Наконец он захлопывает папку.

– Неплохо, – говорит он, прищурившись. – Но я боюсь, что это не подходит для галереи Линарди.

– Что вы имеете в виду? – Валентина удивлена. Глубоко в душе она уверена, что ее работы действительно хороши.

– В этой галерее демонстрируются предметы изобразительного искусства, в основном картины, изредка фотографии, но мы не выставляем порнографические фото.

– Это не порно, – ледяным голосом возражает она.

Стефано Линарди ежится под ее прямым взглядом и снова открывает папку, находит последний снимок.

– Как вы назовете, к примеру, это, синьорина Росселли? – Он смотрит на нее поверх очков.

– Эротическая фотография. Это искусство.

Тяжело вздохнув, он закрывает папку.

– Возможно. С вашей точки зрения. Не поймите меня превратно, это прекрасные фотографии, и у вас интересная техника, но здесь у нас, в Милане, особый клиент. Я не уверен, что наша галерея – подходящее место для ваших работ. Извините.

Валентина хватает папку. Этот человек – сноб от искусства, и он ей уже не нравится.

– Хорошо. Я найду другое место. – Она не собирается его уговаривать. Никогда в жизни она никого не умоляла, да и по лицу владельца галереи видно, что его не переубедить.
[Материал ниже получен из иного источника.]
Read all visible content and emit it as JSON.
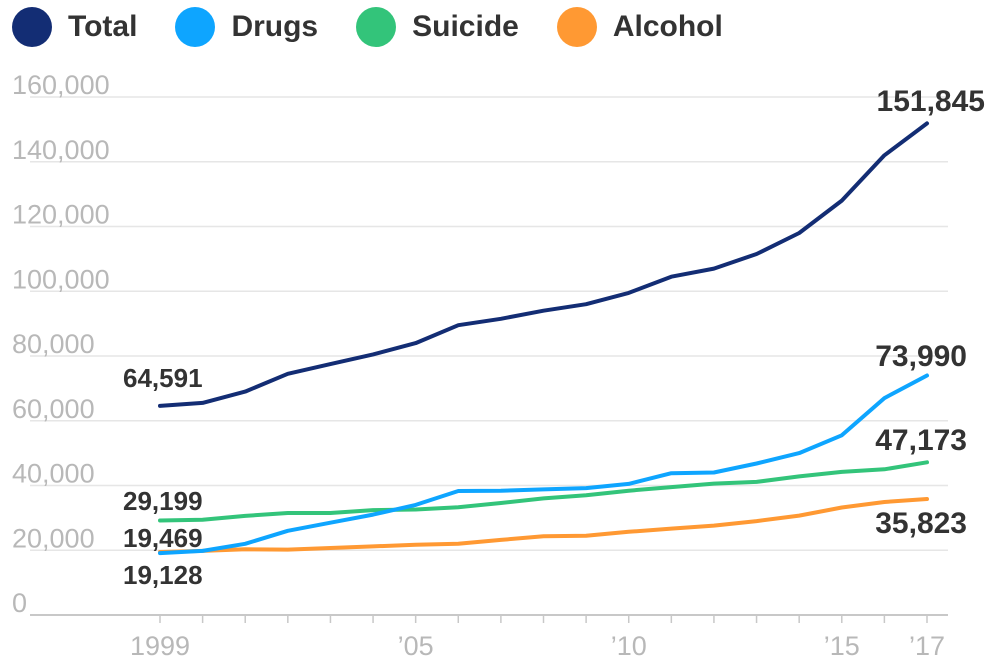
{
  "colors": {
    "Total": "#132d74",
    "Drugs": "#0ea5ff",
    "Suicide": "#33c47a",
    "Alcohol": "#ff9933",
    "grid": "#e6e6e6",
    "tick_text": "#b8b8b8",
    "label_text": "#333333"
  },
  "chart_data": {
    "type": "line",
    "title": "",
    "xlabel": "",
    "ylabel": "",
    "legend_position": "top-left",
    "grid": true,
    "ylim": [
      0,
      160000
    ],
    "xlim": [
      1999,
      2017
    ],
    "y_ticks": [
      0,
      20000,
      40000,
      60000,
      80000,
      100000,
      120000,
      140000,
      160000
    ],
    "y_tick_labels": [
      "0",
      "20,000",
      "40,000",
      "60,000",
      "80,000",
      "100,000",
      "120,000",
      "140,000",
      "160,000"
    ],
    "x_tick_labels": [
      {
        "year": 1999,
        "label": "1999"
      },
      {
        "year": 2005,
        "label": "’05"
      },
      {
        "year": 2010,
        "label": "’10"
      },
      {
        "year": 2015,
        "label": "’15"
      },
      {
        "year": 2017,
        "label": "’17"
      }
    ],
    "x": [
      1999,
      2000,
      2001,
      2002,
      2003,
      2004,
      2005,
      2006,
      2007,
      2008,
      2009,
      2010,
      2011,
      2012,
      2013,
      2014,
      2015,
      2016,
      2017
    ],
    "series": [
      {
        "name": "Total",
        "values": [
          64591,
          65500,
          69000,
          74500,
          77500,
          80500,
          84000,
          89500,
          91500,
          94000,
          96000,
          99500,
          104500,
          107000,
          111500,
          118000,
          128000,
          142000,
          151845
        ]
      },
      {
        "name": "Drugs",
        "values": [
          19128,
          19800,
          22000,
          26000,
          28500,
          31000,
          34000,
          38300,
          38400,
          38800,
          39200,
          40500,
          43800,
          44000,
          46800,
          50000,
          55500,
          67000,
          73990
        ]
      },
      {
        "name": "Suicide",
        "values": [
          29199,
          29400,
          30600,
          31500,
          31500,
          32400,
          32600,
          33300,
          34600,
          36000,
          37000,
          38400,
          39500,
          40600,
          41100,
          42800,
          44200,
          45000,
          47173
        ]
      },
      {
        "name": "Alcohol",
        "values": [
          19469,
          19800,
          20300,
          20200,
          20700,
          21200,
          21700,
          22000,
          23200,
          24300,
          24500,
          25700,
          26700,
          27600,
          29000,
          30700,
          33200,
          34900,
          35823
        ]
      }
    ],
    "annotations": [
      {
        "series": "Total",
        "year": 1999,
        "text": "64,591"
      },
      {
        "series": "Suicide",
        "year": 1999,
        "text": "29,199"
      },
      {
        "series": "Alcohol",
        "year": 1999,
        "text": "19,469"
      },
      {
        "series": "Drugs",
        "year": 1999,
        "text": "19,128"
      },
      {
        "series": "Total",
        "year": 2017,
        "text": "151,845"
      },
      {
        "series": "Drugs",
        "year": 2017,
        "text": "73,990"
      },
      {
        "series": "Suicide",
        "year": 2017,
        "text": "47,173"
      },
      {
        "series": "Alcohol",
        "year": 2017,
        "text": "35,823"
      }
    ]
  }
}
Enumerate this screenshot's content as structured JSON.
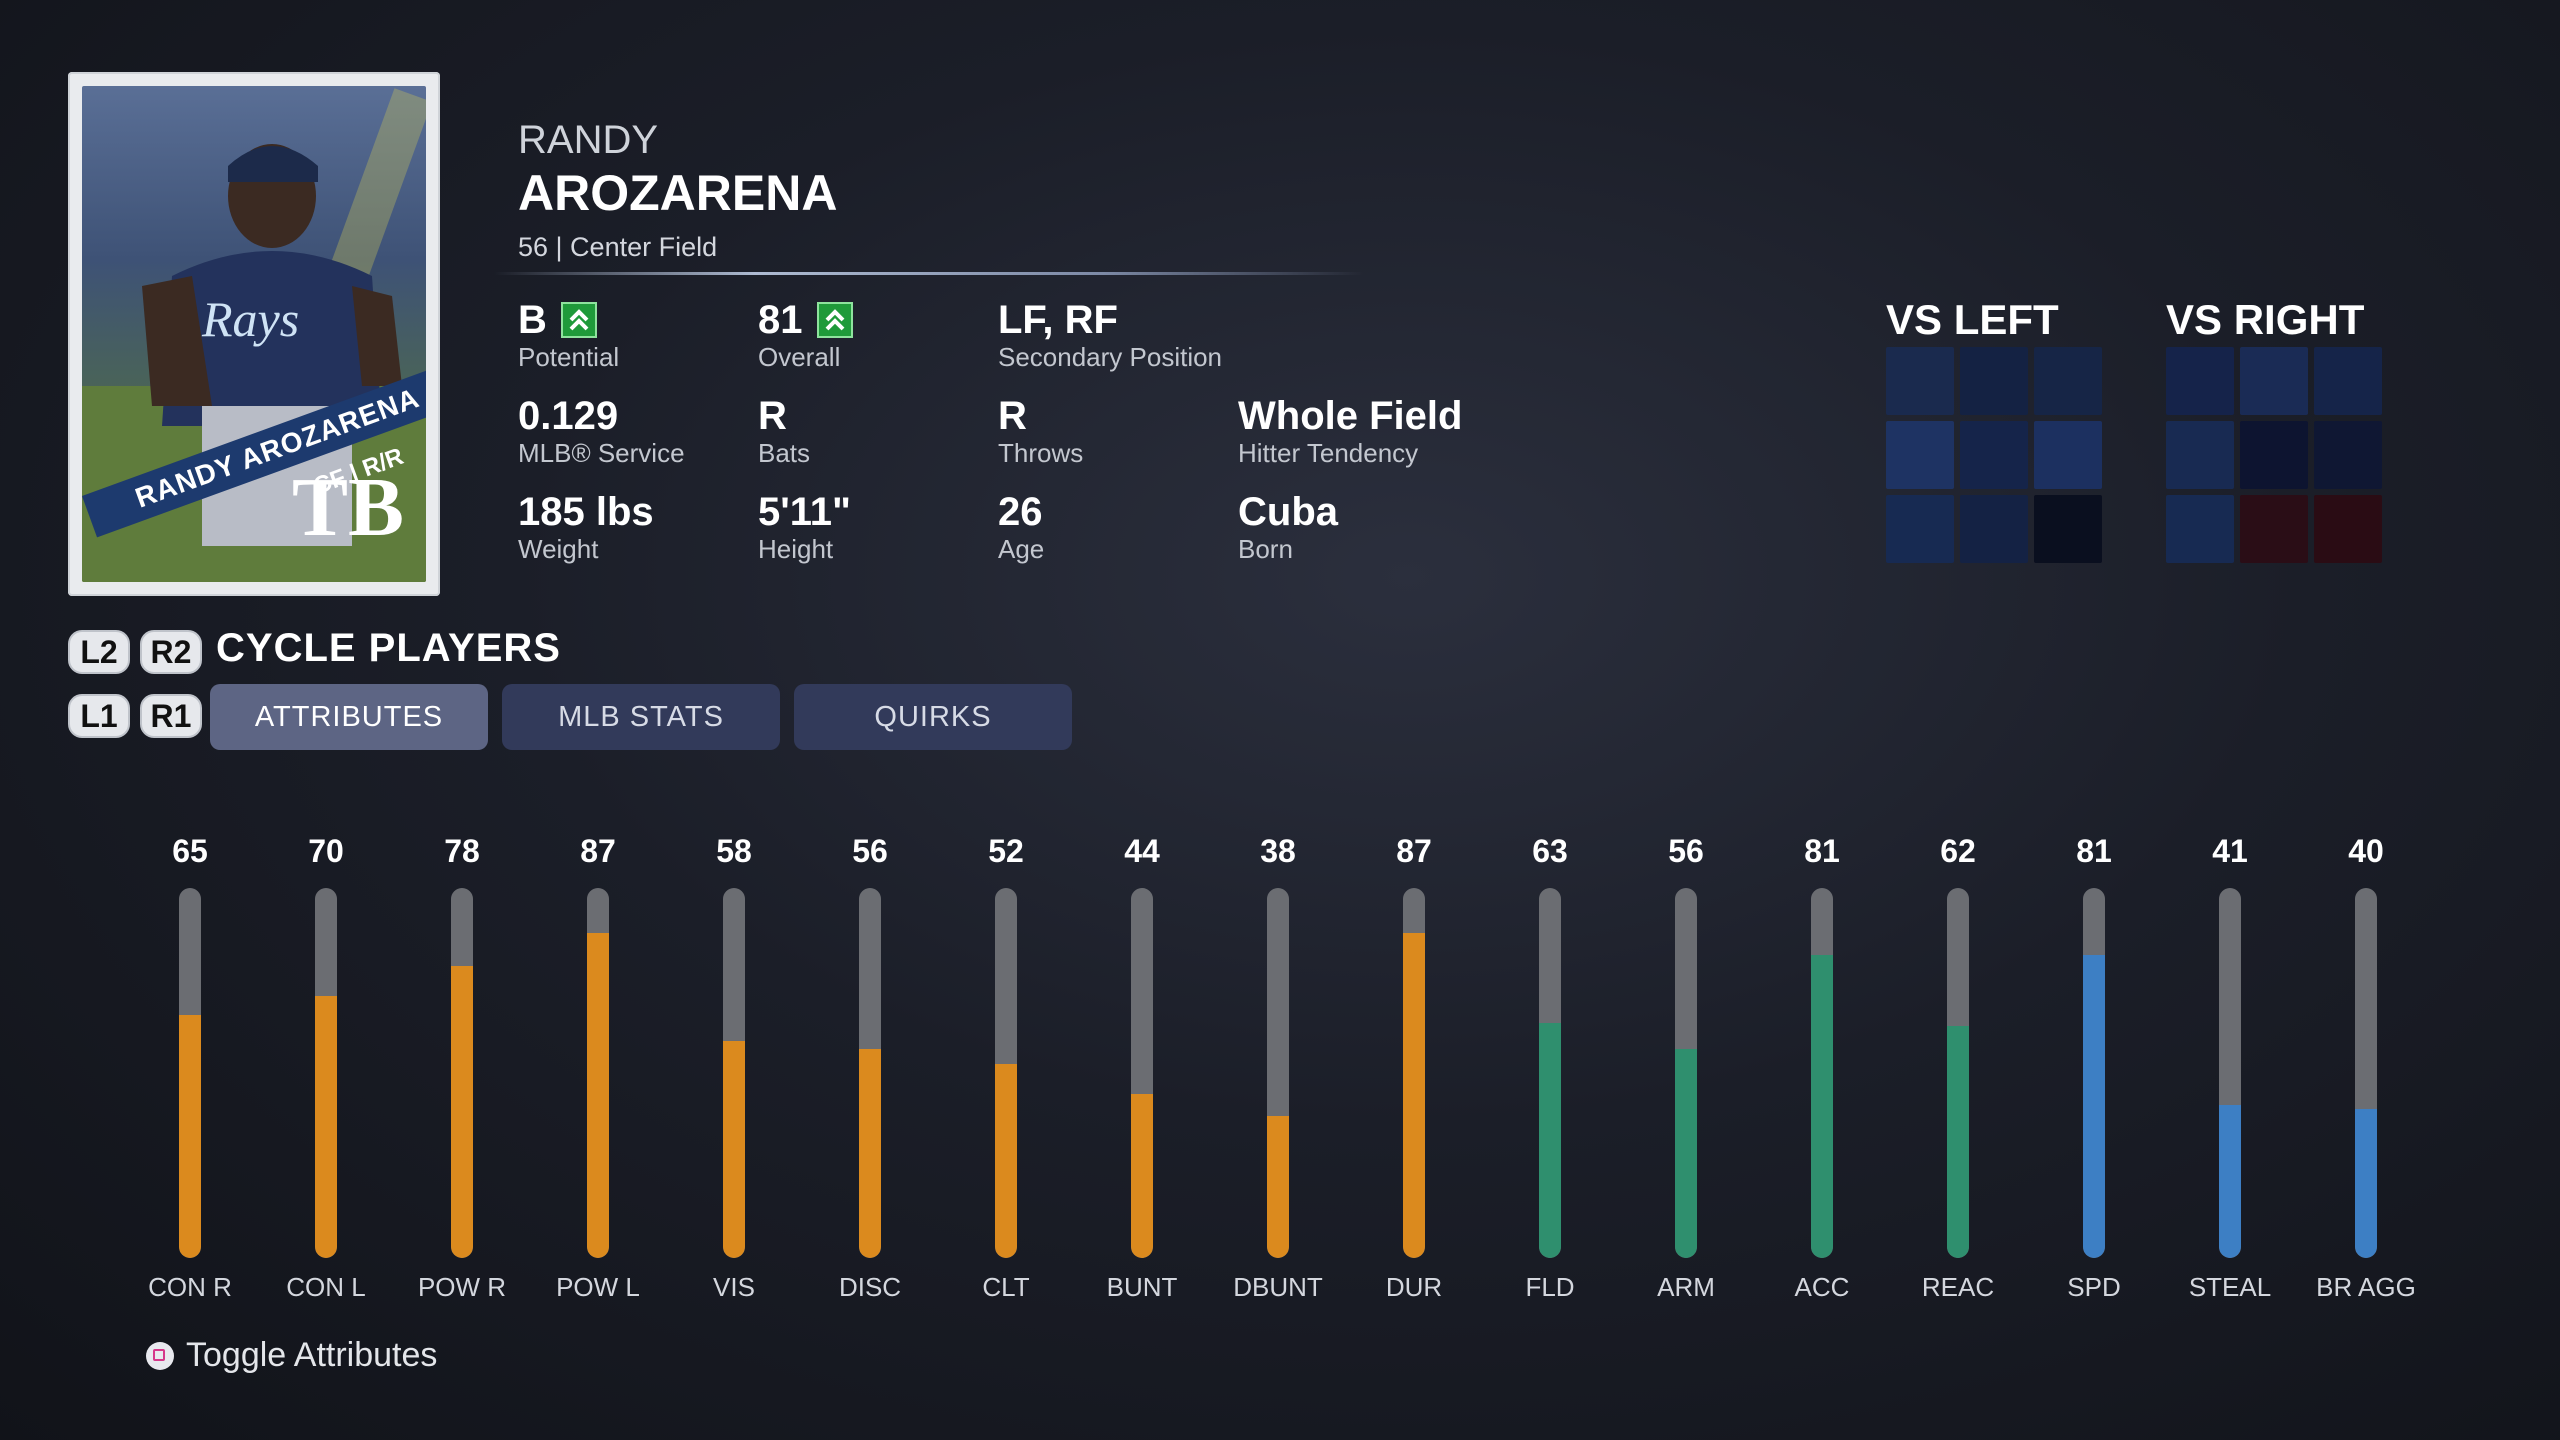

– Но знаете что, – задумчиво говорит он, складывая перед собой руки и переплетая пальцы. – Давайте вы оставите мне флэшку с вашими фотографиями. Я вижу, что вы талантливы, и могу поговорить с друзьями. Кто знает, быть может, найдется галерея более авангардного направления, которая заинтересуется вами. Что скажете? Мне, правда, очень жаль, но это Милан! Возможно, если бы вы хотели представить свои работы в Нью-Йорке или Лондоне, вам было бы проще.